Over the last week in Italy financial and non-financial papers have written extensively about the hostile takeover of Mediaset by Vivendi, an Italian media and television company. But what does one actually know about Vivendi?
Vivendi is a huge French multinational mass media company based in Paris. It has invested in many different industries across its history like television, movies, video games and telecommunications. The French-based company has as its main shareholder with 30% voting rights Group Bollorè, which is managed by the French billionaire Vincent Bollorè.
For the last quarter (ended on September 30th, 2016), Vivendi reported an astonishing €10.86bn in revenues (trailing twelve months) and an EBITDA of €845m. Due to its extensive economic and financial power, Vivendi was able, throughout its history, to perform many M&As in different industries, some of which have not been that friendly. Some examples are: Gameloft (bought 96% of the company), Ubisoft (25.15%), Telecom Italia (24.6%), Mediobanca (8%) and the latest one is Mediaset (25.7%)
Clash Of The Titans
As a matter of fact, after a failed agreement in the summer, when the company led by Vincent Bollorè was supposed to buy a 100% stake in Mediaset Premium (digital terrestrial service provided by Mediaset), the two companies ended up in court after Mediaset sued Vivendi. It seemed that the two companies were not going to do business together, at least until December 13th, when Vivendi decided to become one of the major shareholders of Mediaset, growing its stake from 3% to almost the 30% in about a week.
Fininvest, a company controlled by the Berlusconi family and Mediaset main shareholder, tried to protect itself against the takeover by increasing its stake to 39.775%.
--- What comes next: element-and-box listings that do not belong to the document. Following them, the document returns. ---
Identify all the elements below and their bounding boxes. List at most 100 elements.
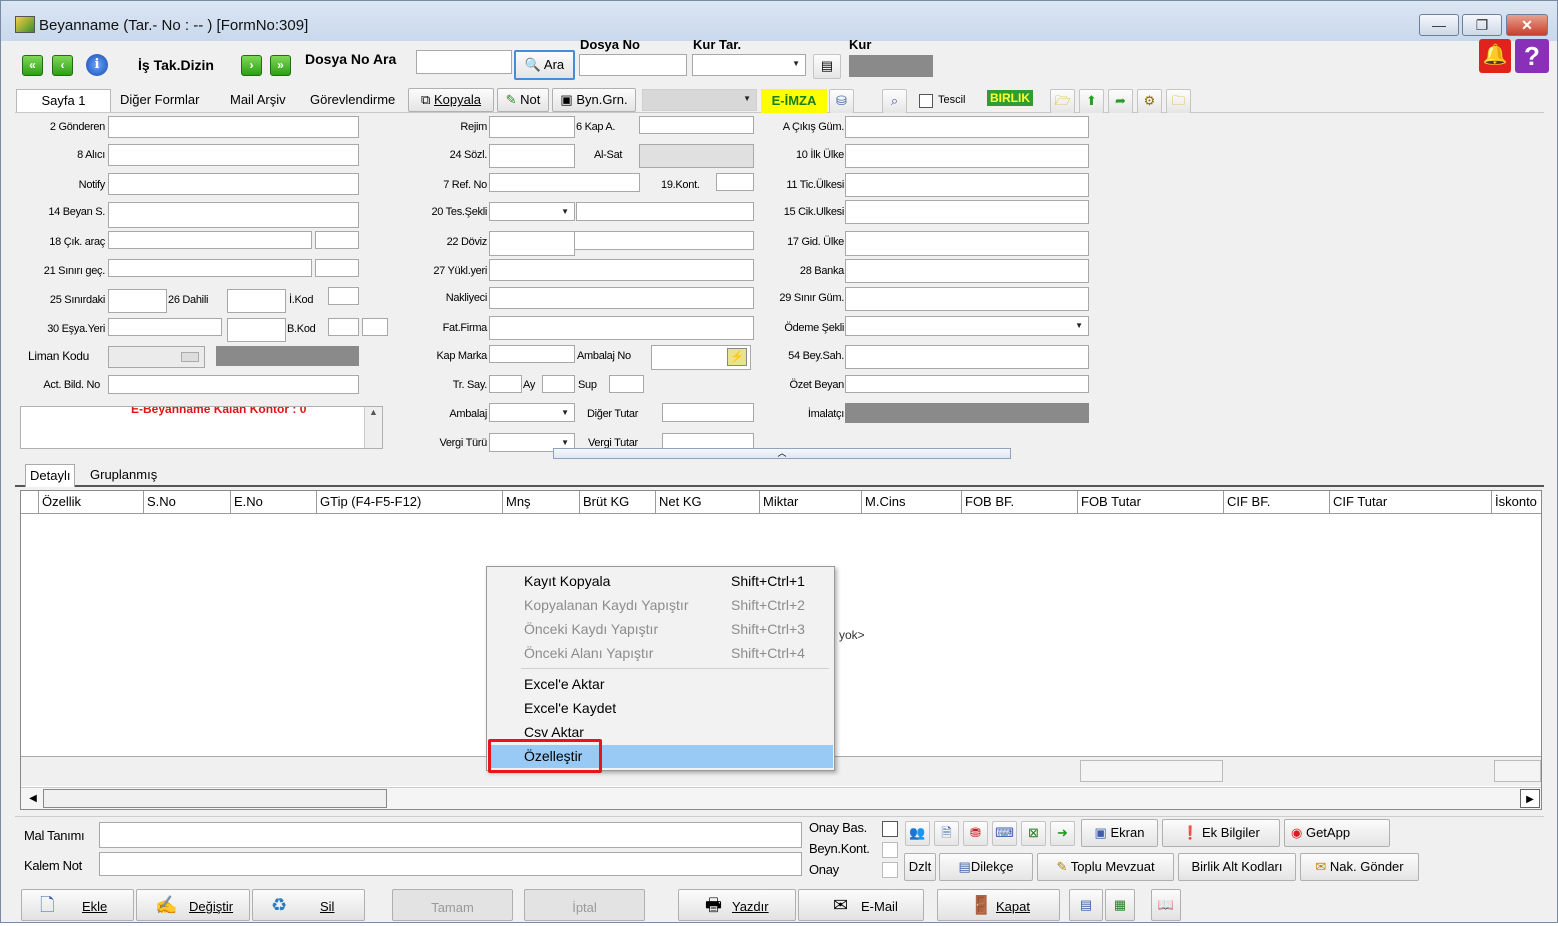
prev-record-button[interactable]: ‹: [52, 55, 73, 76]
menu-item-excel-save[interactable]: Excel'e Kaydet: [488, 697, 833, 720]
menu-item-excel-export[interactable]: Excel'e Aktar: [488, 673, 833, 696]
invoice-company-input[interactable]: [489, 316, 754, 340]
notify-input[interactable]: [108, 173, 359, 195]
goods-location-code-input[interactable]: [227, 318, 286, 342]
receiver-input[interactable]: [108, 144, 359, 166]
other-amount-input[interactable]: [662, 403, 754, 422]
goods-desc-input[interactable]: [99, 822, 802, 848]
tab-detailed[interactable]: Detaylı: [25, 464, 76, 487]
container-input[interactable]: [716, 173, 754, 191]
keyboard-icon[interactable]: ⌨: [992, 821, 1017, 846]
item-note-input[interactable]: [99, 852, 802, 876]
union-subcodes-button[interactable]: Birlik Alt Kodları: [1178, 853, 1296, 881]
exit-vehicle-code-input[interactable]: [315, 231, 359, 249]
menu-item-paste-previous-record[interactable]: Önceki Kaydı Yapıştır Shift+Ctrl+3: [488, 618, 833, 641]
folder-gear-icon[interactable]: ⚙: [1137, 89, 1162, 114]
transport-send-button[interactable]: ✉ Nak. Gönder: [1300, 853, 1419, 881]
menu-item-copy-record[interactable]: Kayıt Kopyala Shift+Ctrl+1: [488, 570, 833, 593]
byn-button[interactable]: ▣ Byn.Grn.: [552, 88, 636, 112]
goods-location-input[interactable]: [108, 318, 222, 336]
tab-page1[interactable]: Sayfa 1: [16, 89, 111, 112]
inland-input[interactable]: [227, 289, 286, 313]
print-button[interactable]: 🖶 Yazdır: [678, 889, 796, 921]
col-cif-tutar[interactable]: CIF Tutar: [1330, 491, 1492, 513]
col-fob-bf[interactable]: FOB BF.: [962, 491, 1078, 513]
edit-button[interactable]: ✍ Değiştir: [136, 889, 250, 921]
first-country-input[interactable]: [845, 144, 1089, 168]
next-record-button[interactable]: ›: [241, 55, 262, 76]
notes-area[interactable]: E-Beyanname Kalan Kontör : 0 ▲: [20, 406, 383, 449]
getapp-button[interactable]: ◉ GetApp: [1284, 819, 1390, 847]
b-kod-extra-input[interactable]: [362, 318, 388, 336]
declarant-owner-input[interactable]: [845, 345, 1089, 369]
declarant-input[interactable]: [108, 202, 359, 228]
tab-mail-archive[interactable]: Mail Arşiv: [226, 89, 290, 112]
col-sno[interactable]: S.No: [144, 491, 231, 513]
screen-button[interactable]: ▣ Ekran: [1081, 819, 1158, 847]
calculator-button[interactable]: ▦: [1105, 889, 1135, 921]
exit-vehicle-input[interactable]: [108, 231, 312, 249]
bell-icon[interactable]: 🔔: [1479, 39, 1511, 73]
minimize-button[interactable]: —: [1419, 14, 1459, 36]
bank-input[interactable]: [845, 259, 1089, 283]
profile-select[interactable]: [642, 89, 757, 111]
preview-icon[interactable]: ⌕: [882, 89, 907, 114]
tab-grouped[interactable]: Gruplanmış: [86, 464, 161, 487]
close-button[interactable]: ✕: [1506, 14, 1548, 36]
scroll-right-icon[interactable]: ▶: [1520, 789, 1540, 808]
document-icon[interactable]: 🗎: [934, 821, 959, 846]
contract-input[interactable]: [489, 144, 575, 168]
col-fob-tutar[interactable]: FOB Tutar: [1078, 491, 1224, 513]
col-ozellik[interactable]: Özellik: [39, 491, 144, 513]
carrier-input[interactable]: [489, 287, 754, 309]
border-crossing-code-input[interactable]: [315, 259, 359, 277]
notes-scrollbar[interactable]: ▲: [364, 407, 382, 448]
bulk-legislation-button[interactable]: ✎ Toplu Mevzuat: [1037, 853, 1174, 881]
sup-input[interactable]: [609, 375, 644, 393]
file-no-input[interactable]: [579, 54, 687, 76]
port-lookup-icon[interactable]: [181, 352, 199, 362]
ok-button[interactable]: Tamam: [392, 889, 513, 921]
border-customs-input[interactable]: [845, 287, 1089, 311]
birlik-button[interactable]: BIRLIK: [987, 90, 1033, 106]
help-icon[interactable]: ?: [1515, 39, 1549, 73]
folder-open-icon[interactable]: 🗀: [1166, 89, 1191, 114]
sender-input[interactable]: [108, 116, 359, 138]
petition-button[interactable]: ▤Dilekçe: [939, 853, 1033, 881]
trade-country-input[interactable]: [845, 173, 1089, 197]
tescil-checkbox[interactable]: [919, 94, 933, 108]
excel-icon[interactable]: ⊠: [1021, 821, 1046, 846]
destination-country-input[interactable]: [845, 231, 1089, 256]
report-button[interactable]: ▤: [1069, 889, 1103, 921]
tr-count-input[interactable]: [489, 375, 522, 393]
regime-input[interactable]: [489, 116, 575, 138]
loading-place-input[interactable]: [489, 259, 754, 281]
delete-button[interactable]: ♻ Sil: [252, 889, 365, 921]
users-icon[interactable]: 👥: [905, 821, 930, 846]
col-mns[interactable]: Mnş: [503, 491, 580, 513]
package-mark-input[interactable]: [489, 345, 575, 363]
col-iskonto[interactable]: İskonto: [1492, 491, 1541, 513]
go-icon[interactable]: ➜: [1050, 821, 1075, 846]
last-record-button[interactable]: »: [270, 55, 291, 76]
col-cif-bf[interactable]: CIF BF.: [1224, 491, 1330, 513]
open-folder-icon[interactable]: 🗁: [1050, 89, 1075, 114]
restore-button[interactable]: ❐: [1462, 14, 1502, 36]
folder-arrow-icon[interactable]: ➦: [1108, 89, 1133, 114]
beyn-kont-checkbox[interactable]: [882, 842, 898, 858]
package-count-input[interactable]: [639, 116, 754, 134]
dzlt-button[interactable]: Dzlt: [904, 853, 936, 881]
add-button[interactable]: 🗋 Ekle: [21, 889, 134, 921]
search-button[interactable]: 🔍 Ara: [514, 50, 575, 80]
onay-checkbox[interactable]: [882, 862, 898, 878]
tab-other-forms[interactable]: Diğer Formlar: [116, 89, 203, 112]
col-mcins[interactable]: M.Cins: [862, 491, 962, 513]
col-brut-kg[interactable]: Brüt KG: [580, 491, 656, 513]
package-no-edit-icon[interactable]: ⚡: [727, 348, 747, 366]
payment-method-select[interactable]: [845, 316, 1089, 336]
col-net-kg[interactable]: Net KG: [656, 491, 760, 513]
currency-rate-input[interactable]: [574, 231, 754, 250]
cancel-button[interactable]: İptal: [524, 889, 645, 921]
month-input[interactable]: [542, 375, 575, 393]
menu-item-paste-copied[interactable]: Kopyalanan Kaydı Yapıştır Shift+Ctrl+2: [488, 594, 833, 617]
The intention of Bollorè is probably to make a deal from a much stronger position, while Fininvest is taking time with its legal team in order to find a solution, that, accordingly to some experts, could involve the acquisition of some put & call, in order to increase Fininvest’s stake to 5% over the next few months.
The importance of Mediaset in the Italian economy and the fact that this company is owned by the former prime minister Silvio Berlusconi and still active in politics shifted the discussion from the financial markets to the political arena.
As a matter of fact, on the one hand, Lorenzo Guerini deputy secretary of the ruling centre-left Democratic party said that:
“The government would have to explore actions to ensure the safety of an Italian asset”.
On the other hand, the exponents of the anti-establishment Five-Star Movement said that, in their opinion, a state intervention would be “completely inappropriate” as Mediaset is not a strategic asset for Italy or at least it is less strategic than Telecom, of which Vivendi became freely the major shareholder in June 2015.
The question now is what is going to happen in the future to Mediaset the answer right now is far from clear, but in the next months, the strategy of Vivendi and Fininvest will become more apparent.
In addition, it is going to be interesting to see how this situation affects the Italian political class, which is in the middle of post-referendum discussions and the rescue of Monte dei Paschi di Siena.